Milgram Lives

A hoax most cruel

Reading this article, I was reminded of The Milgram Experiment. It seems that people are willing to do horrific things to other people just because someone in authority — or someone they believed was in authority — told them to. Was this something that Orwell contemplated? Or Machiavelli?

If I’d been a participant in the Milgram Experiment, I would like to think that I’d stop administering the shocks very early on. I believe that I would. But I don’t know for sure, never having been in a situation even remotely like it.

Edited to add: I admit that I posted the link to this article before reading it even a third of the way through, so I didn’t know that the author had also referred to Milgram. I also agree with the FBI special agent who said that the duped restaurant managers were not necessarily stupid, they had just not been trained to use common sense. However, I also believe that this does not relieve them of the responsibility for what they’ve done.

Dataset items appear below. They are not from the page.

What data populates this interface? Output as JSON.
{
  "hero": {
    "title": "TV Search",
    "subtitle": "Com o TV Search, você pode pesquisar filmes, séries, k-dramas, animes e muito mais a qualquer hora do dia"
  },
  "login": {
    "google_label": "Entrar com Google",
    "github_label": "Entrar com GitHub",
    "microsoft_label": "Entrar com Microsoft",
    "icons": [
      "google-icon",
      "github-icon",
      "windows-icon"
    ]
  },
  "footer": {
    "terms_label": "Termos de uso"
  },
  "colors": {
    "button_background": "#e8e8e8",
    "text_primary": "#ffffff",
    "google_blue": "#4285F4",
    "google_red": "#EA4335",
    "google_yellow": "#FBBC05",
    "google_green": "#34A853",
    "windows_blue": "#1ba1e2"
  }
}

This has gotten me thinking about False Authority Syndrome in general (Snopes.com has a good summary of FAS here), which may or may not be related to this sort of thing. When I worked at one particular department in a large public University back in 1997, I witnessed the entire division decide to shut down their e-mail servers because a vice dean had fallen for the “Good Times” hoax. I’ve fallen for this sort of thing myself; I once shut down a message board on a website I was running because I’d been duped into believing that the service that was providing it for free was going to start charging.